Le premier vers (la Terre que tu remplis toute d’armes » fait allusion à la décision de De Bèze de prendre les armes pour répondre aux catholiques belliqueux. Mais le verbe « remplir », le verbe « fourmiller », le mot de « grand nombre » mettent l’accent sur l’effet quasi multiplicateur de cet appel aux armes fait par De Bèze, qui semble posséder comme une parole magique : à l’instar du mythe de Cadmos, (dans lequel des hommes en armes naissaient des dents du dragon) elle fait naître elle aussi « grand nombre de gendarmes » qui eux aussi sont animés d’intentions belliqueuses (« avares soldats,  de pillage ardans »). L’allure générale de ces vers qui s’enchaînent sans que la voix puisse vraiment faire de pause (car les propositions commencent souvent après la césure)  figure cette naissance désordonnée d’une multitude répondant à la voix magique de De Bèze. Mais la comparaison qui commence alors va infléchir cette puissance de Profération que semble envier Ronsard, puisqu’elle compare De Bèze à Cadmos, qui non seulement suscite lui aussi des hommes menaçants mais surtout, dans la légende, s’effraie de leur aspect terrifiant et jette au milieu d’eux des pierres qui enclenchent alors une guerre civile. Ainsi par deux points le rapprochement avec Cadmos transforme la parole de De Bèze en parole de mort : parce qu’elle fait naître des hommes dangereux, et parce qu’elle suscite la guerre civile.

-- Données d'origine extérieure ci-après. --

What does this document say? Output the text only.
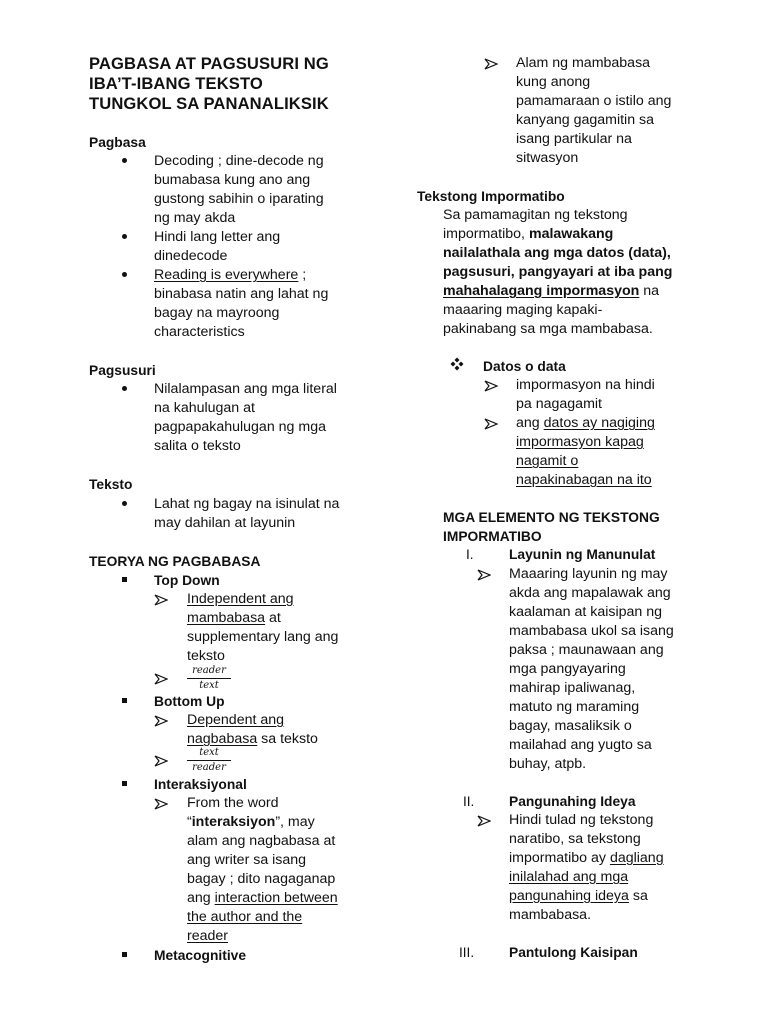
PAGBASA AT PAGSUSURI NG
IBA’T-IBANG TEKSTO
TUNGKOL SA PANANALIKSIK
Pagbasa
Decoding ; dine-decode ng
bumabasa kung ano ang
gustong sabihin o iparating
ng may akda
Hindi lang letter ang
dinedecode
Reading is everywhere ;
binabasa natin ang lahat ng
bagay na mayroong
characteristics
Pagsusuri
Nilalampasan ang mga literal
na kahulugan at
pagpapakahulugan ng mga
salita o teksto
Teksto
Lahat ng bagay na isinulat na
may dahilan at layunin
TEORYA NG PAGBABASA
Top Down
Independent ang
mambabasa at
supplementary lang ang
teksto
reader
text
Bottom Up
Dependent ang
nagbabasa sa teksto
text
reader
Interaksiyonal
From the word
“interaksiyon”, may
alam ang nagbabasa at
ang writer sa isang
bagay ; dito nagaganap
ang interaction between
the author and the
reader
Metacognitive
Alam ng mambabasa
kung anong
pamamaraan o istilo ang
kanyang gagamitin sa
isang partikular na
sitwasyon
Tekstong Impormatibo
Sa pamamagitan ng tekstong
impormatibo, malawakang
nailalathala ang mga datos (data),
pagsusuri, pangyayari at iba pang
mahahalagang impormasyon na
maaaring maging kapaki-
pakinabang sa mga mambabasa.
Datos o data
impormasyon na hindi
pa nagagamit
ang datos ay nagiging
impormasyon kapag
nagamit o
napakinabagan na ito
MGA ELEMENTO NG TEKSTONG
IMPORMATIBO
I.	Layunin ng Manunulat
Maaaring layunin ng may
akda ang mapalawak ang
kaalaman at kaisipan ng
mambabasa ukol sa isang
paksa ; maunawaan ang
mga pangyayaring
mahirap ipaliwanag,
matuto ng maraming
bagay, masaliksik o
mailahad ang yugto sa
buhay, atpb.
II.	Pangunahing Ideya
Hindi tulad ng tekstong
naratibo, sa tekstong
impormatibo ay dagliang
inilalahad ang mga
pangunahing ideya sa
mambabasa.
III.	Pantulong Kaisipan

La phrase garde sa structure en escalier, avec une même série de relatives : les hommes qui… couteaux dont…) et le rythme ample, les arrêts toujours plus importants à la césure  (en couteaux // dont ils s’entretuèrent), ou le contre rejet « des dents » / Du grand serpent, donnent l’impression d’un enchevêtrement de termes tendant à imiter ces corps à corps où les hommes nés du dragon se sont entretués (on passe aux bas reliefs hellénistiques, Pergame, par ex). Ainsi la terre elle-même devient comme une arme qui sert à tuer : ces hommes de la légende « muèrent le limon en couteaux ». La Terre natale n’est plus la Douce France célébrée par les poètes mais elle est transformée en champ de bataille , et c’est aussi exactement ce que fait De Bèze. Les deux derniers vers de cette longue phrase semblent ne pas tenir compte de la syntaxe existante, comme s’ils étaient reliés à une principale, or la principale n’est pas encore arrivée :

« Et nés et demi-nés se firent tous périr
Si qu’un même soleil les vit naître et mourir »

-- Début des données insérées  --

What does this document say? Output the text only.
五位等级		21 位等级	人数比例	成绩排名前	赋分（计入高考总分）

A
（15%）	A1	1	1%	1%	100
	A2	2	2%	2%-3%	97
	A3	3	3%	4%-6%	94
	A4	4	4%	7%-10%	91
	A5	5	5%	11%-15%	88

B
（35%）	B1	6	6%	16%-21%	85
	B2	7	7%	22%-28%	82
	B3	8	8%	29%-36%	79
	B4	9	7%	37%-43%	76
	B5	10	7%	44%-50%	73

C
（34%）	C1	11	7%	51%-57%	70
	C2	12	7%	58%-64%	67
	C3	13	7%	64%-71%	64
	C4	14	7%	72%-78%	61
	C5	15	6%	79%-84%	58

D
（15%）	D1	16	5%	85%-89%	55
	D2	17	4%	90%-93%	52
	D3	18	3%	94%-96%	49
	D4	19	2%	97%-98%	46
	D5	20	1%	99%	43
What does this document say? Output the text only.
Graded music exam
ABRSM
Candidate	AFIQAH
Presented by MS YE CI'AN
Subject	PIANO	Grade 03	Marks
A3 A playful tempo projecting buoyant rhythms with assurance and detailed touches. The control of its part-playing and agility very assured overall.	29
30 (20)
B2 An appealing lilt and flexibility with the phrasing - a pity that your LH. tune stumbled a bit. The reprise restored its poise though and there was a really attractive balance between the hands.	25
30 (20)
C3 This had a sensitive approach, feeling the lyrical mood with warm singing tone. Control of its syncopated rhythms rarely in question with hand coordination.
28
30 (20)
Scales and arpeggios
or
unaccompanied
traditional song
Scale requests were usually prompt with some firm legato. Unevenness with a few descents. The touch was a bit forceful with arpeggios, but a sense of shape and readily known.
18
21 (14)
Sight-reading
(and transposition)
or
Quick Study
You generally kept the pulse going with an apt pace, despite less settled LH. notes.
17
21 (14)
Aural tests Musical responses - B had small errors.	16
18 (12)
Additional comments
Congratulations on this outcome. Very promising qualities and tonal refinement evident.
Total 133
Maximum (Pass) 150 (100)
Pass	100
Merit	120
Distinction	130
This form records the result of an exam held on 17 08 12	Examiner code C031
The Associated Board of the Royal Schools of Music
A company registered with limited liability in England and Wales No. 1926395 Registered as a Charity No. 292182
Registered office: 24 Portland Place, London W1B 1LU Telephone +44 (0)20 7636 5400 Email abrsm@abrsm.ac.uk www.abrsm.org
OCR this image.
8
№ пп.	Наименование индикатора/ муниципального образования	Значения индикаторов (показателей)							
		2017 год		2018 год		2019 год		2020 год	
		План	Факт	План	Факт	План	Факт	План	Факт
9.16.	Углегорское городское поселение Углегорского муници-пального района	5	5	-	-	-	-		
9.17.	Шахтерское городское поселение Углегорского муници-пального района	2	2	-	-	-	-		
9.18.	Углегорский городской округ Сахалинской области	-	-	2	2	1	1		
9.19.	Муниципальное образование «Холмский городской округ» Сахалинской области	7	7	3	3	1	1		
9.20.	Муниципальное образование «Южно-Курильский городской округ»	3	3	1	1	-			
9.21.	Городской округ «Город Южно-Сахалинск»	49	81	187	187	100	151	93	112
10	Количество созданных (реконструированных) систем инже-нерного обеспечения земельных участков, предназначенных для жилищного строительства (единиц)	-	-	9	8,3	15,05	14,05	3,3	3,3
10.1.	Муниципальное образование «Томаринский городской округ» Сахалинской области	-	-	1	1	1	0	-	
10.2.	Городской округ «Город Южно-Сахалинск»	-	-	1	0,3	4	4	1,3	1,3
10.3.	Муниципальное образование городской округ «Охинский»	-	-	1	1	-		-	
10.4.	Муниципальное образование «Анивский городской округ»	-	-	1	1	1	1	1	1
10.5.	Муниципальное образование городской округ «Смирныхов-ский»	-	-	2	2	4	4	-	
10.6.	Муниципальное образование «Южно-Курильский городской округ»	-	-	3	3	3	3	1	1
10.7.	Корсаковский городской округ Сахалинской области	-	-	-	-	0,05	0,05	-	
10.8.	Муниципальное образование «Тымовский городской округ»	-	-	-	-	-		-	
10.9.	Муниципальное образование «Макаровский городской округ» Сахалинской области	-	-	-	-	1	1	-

L’apposition « nés et demi-nés » ne renvoie pas à un sens très clair (peut-être qu’à peine émergent-ils de la terre, ils se mettent à combattre ?), toujours est-il que Ronsard souligne la brièveté de leur passage sur terre. Ici Ronsard développe son génie poétique, comme il le fait souvent dans des comparaisons qu’il traite pour elles-mêmes, aux dépens de leur valeur didactique ou argumentative. Mais cette belle parenthèse dessert la parole engagée, parce qu’elle desserre l’argumentation. Retenons cependant que la rime mourir/périr donne au passage une composante tragique et fatale.

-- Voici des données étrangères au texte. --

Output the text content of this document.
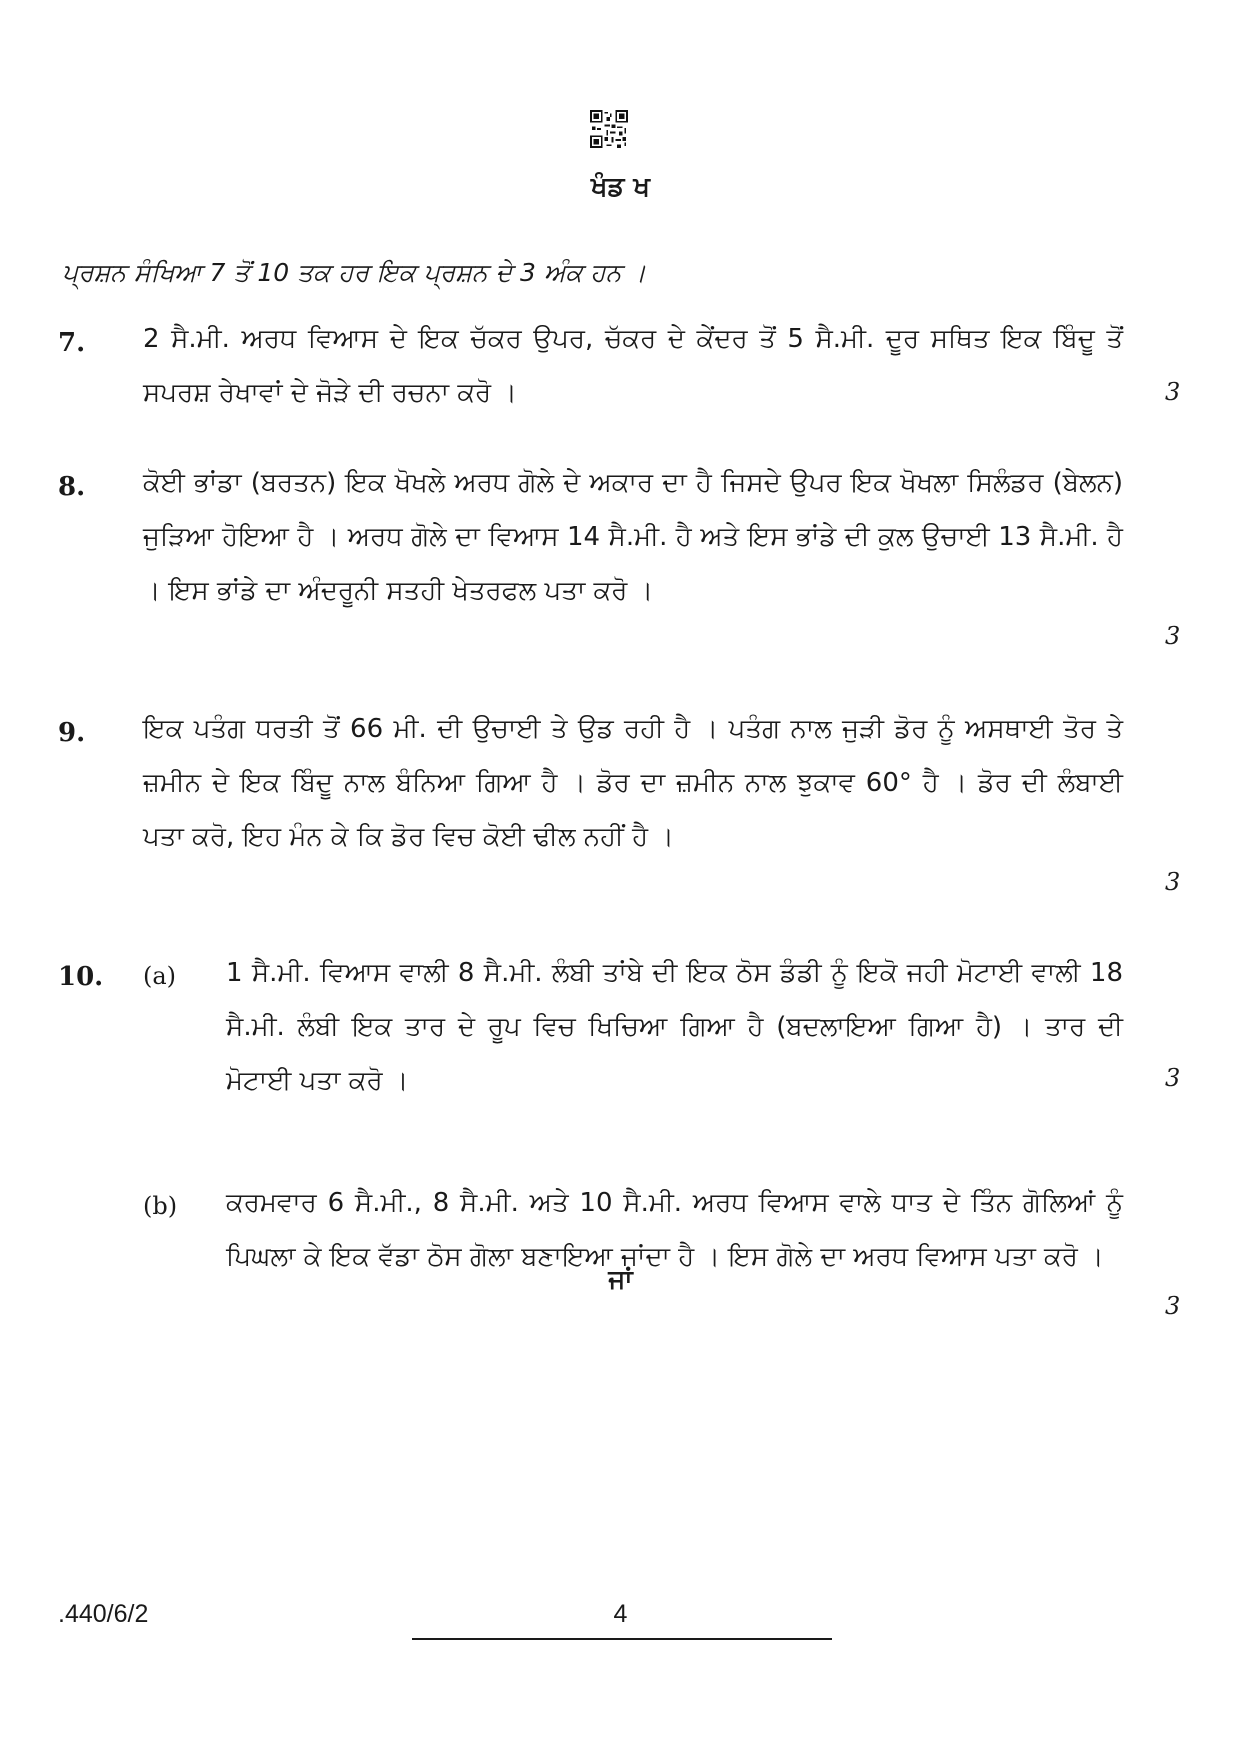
ਖੰਡ ਖ
ਪ੍ਰਸ਼ਨ ਸੰਖਿਆ 7 ਤੋਂ 10 ਤਕ ਹਰ ਇਕ ਪ੍ਰਸ਼ਨ ਦੇ 3 ਅੰਕ ਹਨ ।
7. 2 ਸੈ.ਮੀ. ਅਰਧ ਵਿਆਸ ਦੇ ਇਕ ਚੱਕਰ ਉਪਰ, ਚੱਕਰ ਦੇ ਕੇਂਦਰ ਤੋਂ 5 ਸੈ.ਮੀ. ਦੂਰ ਸਥਿਤ ਇਕ ਬਿੰਦੂ ਤੋਂ ਸਪਰਸ਼ ਰੇਖਾਵਾਂ ਦੇ ਜੋੜੇ ਦੀ ਰਚਨਾ ਕਰੋ ।	3
8. ਕੋਈ ਭਾਂਡਾ (ਬਰਤਨ) ਇਕ ਖੋਖਲੇ ਅਰਧ ਗੋਲੇ ਦੇ ਅਕਾਰ ਦਾ ਹੈ ਜਿਸਦੇ ਉਪਰ ਇਕ ਖੋਖਲਾ ਸਿਲੰਡਰ (ਬੇਲਨ) ਜੁੜਿਆ ਹੋਇਆ ਹੈ । ਅਰਧ ਗੋਲੇ ਦਾ ਵਿਆਸ 14 ਸੈ.ਮੀ. ਹੈ ਅਤੇ ਇਸ ਭਾਂਡੇ ਦੀ ਕੁਲ ਉਚਾਈ 13 ਸੈ.ਮੀ. ਹੈ । ਇਸ ਭਾਂਡੇ ਦਾ ਅੰਦਰੂਨੀ ਸਤਹੀ ਖੇਤਰਫਲ ਪਤਾ ਕਰੋ ।
3
9. ਇਕ ਪਤੰਗ ਧਰਤੀ ਤੋਂ 66 ਮੀ. ਦੀ ਉਚਾਈ ਤੇ ਉਡ ਰਹੀ ਹੈ । ਪਤੰਗ ਨਾਲ ਜੁੜੀ ਡੋਰ ਨੂੰ ਅਸਥਾਈ ਤੋਰ ਤੇ ਜ਼ਮੀਨ ਦੇ ਇਕ ਬਿੰਦੂ ਨਾਲ ਬੰਨਿਆ ਗਿਆ ਹੈ । ਡੋਰ ਦਾ ਜ਼ਮੀਨ ਨਾਲ ਝੁਕਾਵ 60° ਹੈ । ਡੋਰ ਦੀ ਲੰਬਾਈ ਪਤਾ ਕਰੋ, ਇਹ ਮੰਨ ਕੇ ਕਿ ਡੋਰ ਵਿਚ ਕੋਈ ਢੀਲ ਨਹੀਂ ਹੈ ।
3
10. (a) 1 ਸੈ.ਮੀ. ਵਿਆਸ ਵਾਲੀ 8 ਸੈ.ਮੀ. ਲੰਬੀ ਤਾਂਬੇ ਦੀ ਇਕ ਠੋਸ ਡੰਡੀ ਨੂੰ ਇਕੋ ਜਹੀ ਮੋਟਾਈ ਵਾਲੀ 18 ਸੈ.ਮੀ. ਲੰਬੀ ਇਕ ਤਾਰ ਦੇ ਰੂਪ ਵਿਚ ਖਿਚਿਆ ਗਿਆ ਹੈ (ਬਦਲਾਇਆ ਗਿਆ ਹੈ) । ਤਾਰ ਦੀ ਮੋਟਾਈ ਪਤਾ ਕਰੋ ।	3
ਜਾਂ
(b) ਕਰਮਵਾਰ 6 ਸੈ.ਮੀ., 8 ਸੈ.ਮੀ. ਅਤੇ 10 ਸੈ.ਮੀ. ਅਰਧ ਵਿਆਸ ਵਾਲੇ ਧਾਤ ਦੇ ਤਿੰਨ ਗੋਲਿਆਂ ਨੂੰ ਪਿਘਲਾ ਕੇ ਇਕ ਵੱਡਾ ਠੋਸ ਗੋਲਾ ਬਣਾਇਆ ਜਾਂਦਾ ਹੈ । ਇਸ ਗੋਲੇ ਦਾ ਅਰਧ ਵਿਆਸ ਪਤਾ ਕਰੋ ।
3
.440/6/2	4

La principale de cette phrase à structure prédicative (la Terre… ce n’est pas une terre gothique…) vient donc à la suite de cette longue comparaison, mais la reprise ne se fait qu’après une apostrophe à De Bèze, et cela donne encore plus d’expressivité à la phrase : la terre, De Bèze, ce n’est pas… Mais cette apostrophe nous permet de revenir sur la valeur de cette comparaison, qui outre sa portée didactique, peut avoir aussi valeur de « topos » exactement de lieu commun, de connaissance partagée par Rossard et par De Bèze, et ce rappel à une culture commune permet d’engager plus facilement le dialogue.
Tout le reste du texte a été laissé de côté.